L’homme à la baguette

Meyer doit aussi séduire le directeur musical, Riccardo Chailly. Les deux hommes ont peu (voire pas) collaboré. Mais à 66 ans, de santé désormais fragile, le chef italien ne dirige plus guère qu’à la Scala et à Lucerne, et ne semble pas tenté par d’éventuelles luttes de pouvoir. Le chef italien pourrait même ralentir encore ses activités. Daniele Gatti semble son successeur naturel, mais Gianandrea Noseda, milanais comme lui, est en embuscade. Meyer peut aussi décider de se passer de directeur musical, le poste n’étant pas statutairement obligatoire. Comme on le voit, les intérêts particuliers en jeu ne sont pas minces.

The man who knew too much

Quant à Alexander Pereira, actuel patron de l’institution, il est peu probable qu’il jouera les facilitateurs dans le processus de décision. Maintenu jusqu’en 2022, mais en double commande avec son successeur à partir de 2020, il a vu le soutien tardif mais spectaculaire de Cecilia Bartolicelle-ci vient en effet de renoncer à chanter Cleopatra dans Giulio Cesare la saison prochaine, pour protester, précise sa page Facebook, contre le non renouvellement de Pereira. Ceci n’a pas empêché le théâtre de ne pas communiquer la nouvelle… et d’ouvrir la location en vendant les billets sur le nom de la diva… Rappelons que Cecila Bartoli est directrice artistique du Festival de Pentecôte de Salzbourg depuis 2012, et confirmée jusqu’en 2021. Localement, le bilan de Pereira est jugé décevant. L’érosion des abonnés est spectaculaire et n’est toujours pas contenue : de près de 6.000 il y a 10 ans, le nombre de souscripteurs est passé à moins de 3.000 aujourd’hui. Le répertoire italien est jugé insuffisamment défendu (encore !) et Pereira ne s’est pas beaucoup intéressé au reste de la vie lyrique italienne. Enfin, les pratiques de Pereira sont considérées comme manquant de transparence.

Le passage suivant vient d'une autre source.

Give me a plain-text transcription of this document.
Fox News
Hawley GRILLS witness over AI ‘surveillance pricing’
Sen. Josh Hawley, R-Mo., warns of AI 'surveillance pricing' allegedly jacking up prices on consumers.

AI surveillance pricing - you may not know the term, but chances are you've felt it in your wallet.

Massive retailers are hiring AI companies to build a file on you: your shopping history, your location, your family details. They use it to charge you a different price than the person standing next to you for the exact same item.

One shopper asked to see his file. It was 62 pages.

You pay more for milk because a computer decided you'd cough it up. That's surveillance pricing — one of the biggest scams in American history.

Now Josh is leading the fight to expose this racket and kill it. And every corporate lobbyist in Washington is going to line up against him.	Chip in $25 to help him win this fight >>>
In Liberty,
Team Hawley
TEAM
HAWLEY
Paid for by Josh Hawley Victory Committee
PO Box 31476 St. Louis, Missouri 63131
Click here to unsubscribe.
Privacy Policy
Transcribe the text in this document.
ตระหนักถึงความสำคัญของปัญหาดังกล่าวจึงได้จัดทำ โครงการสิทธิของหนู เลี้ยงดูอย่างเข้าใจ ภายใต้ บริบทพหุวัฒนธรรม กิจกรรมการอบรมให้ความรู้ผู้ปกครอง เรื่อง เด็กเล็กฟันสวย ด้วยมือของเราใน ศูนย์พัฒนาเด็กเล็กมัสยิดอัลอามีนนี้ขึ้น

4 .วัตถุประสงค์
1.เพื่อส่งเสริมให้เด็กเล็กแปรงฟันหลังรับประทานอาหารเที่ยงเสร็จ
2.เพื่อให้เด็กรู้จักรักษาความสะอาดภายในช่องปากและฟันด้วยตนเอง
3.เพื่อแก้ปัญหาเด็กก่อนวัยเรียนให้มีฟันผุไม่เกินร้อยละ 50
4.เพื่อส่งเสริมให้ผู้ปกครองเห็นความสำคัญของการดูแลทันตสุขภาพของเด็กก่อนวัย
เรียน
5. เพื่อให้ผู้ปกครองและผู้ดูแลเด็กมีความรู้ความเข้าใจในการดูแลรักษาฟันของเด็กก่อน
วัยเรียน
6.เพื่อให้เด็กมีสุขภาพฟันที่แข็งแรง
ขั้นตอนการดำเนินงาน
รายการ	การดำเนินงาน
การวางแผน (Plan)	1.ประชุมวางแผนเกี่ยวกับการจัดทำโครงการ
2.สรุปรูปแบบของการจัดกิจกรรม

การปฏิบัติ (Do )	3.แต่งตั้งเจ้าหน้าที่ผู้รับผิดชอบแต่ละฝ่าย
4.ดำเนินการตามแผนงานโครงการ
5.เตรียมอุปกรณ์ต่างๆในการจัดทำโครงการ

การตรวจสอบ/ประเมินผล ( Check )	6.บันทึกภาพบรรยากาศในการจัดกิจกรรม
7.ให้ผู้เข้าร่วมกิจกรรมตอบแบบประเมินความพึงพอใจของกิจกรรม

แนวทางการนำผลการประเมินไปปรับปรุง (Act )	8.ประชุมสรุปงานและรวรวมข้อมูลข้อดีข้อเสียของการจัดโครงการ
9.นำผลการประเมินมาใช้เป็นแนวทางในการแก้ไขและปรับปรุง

On se souvient qu’au début de son mandat scaligère, Pereira (nouveau directeur de la Scala) avait acheté à Pereira (ancien directeur du Festival de Salzbourg) un certain nombre de productions déficitaires du festival. Le conseil d’administration avait moyennement apprécié une manœuvre dont il avait été informé après coup.

Plus récemment, le partenariat avec l’Arabie Saoudite avait été contesté. En l’espèce, l’affaire Khashoggi avait servi de détonateur en déclenchant les fureurs de la Ligue du Nord. Mais l’entrée du mécène au conseil d’administration, en contrepartie d’un « petit » don de 15 millions sur trois ans semblait déjà disproportionnée. Pereira, par ailleurs intéressé financièrement aux objectifs de mécénat, avait été jugé un négociateur trop hâté de conclure. Les 5 premiers millions couvraient certes 4% du financement de la Scala, mais le montant reste à relativiser, comparé par exemple aux sommes obtenues par le Louvre d’Abu Dhabi (l’utilisation de la marque Louvre est facturée 400 millions sur 30 ans et Abu Dhabi versera 540 millions d’euros sur 20 ans pour bénéficier des conseils du musée parisien. Ramené à l’année, c’est 8 fois plus au minimum, et sur une durée beaucoup plus longue…). Pendant ce temps-là, Paris cherche toujours un repreneur. Mais dans la capitale, c’est plus simple : il suffit de demander au président du moment.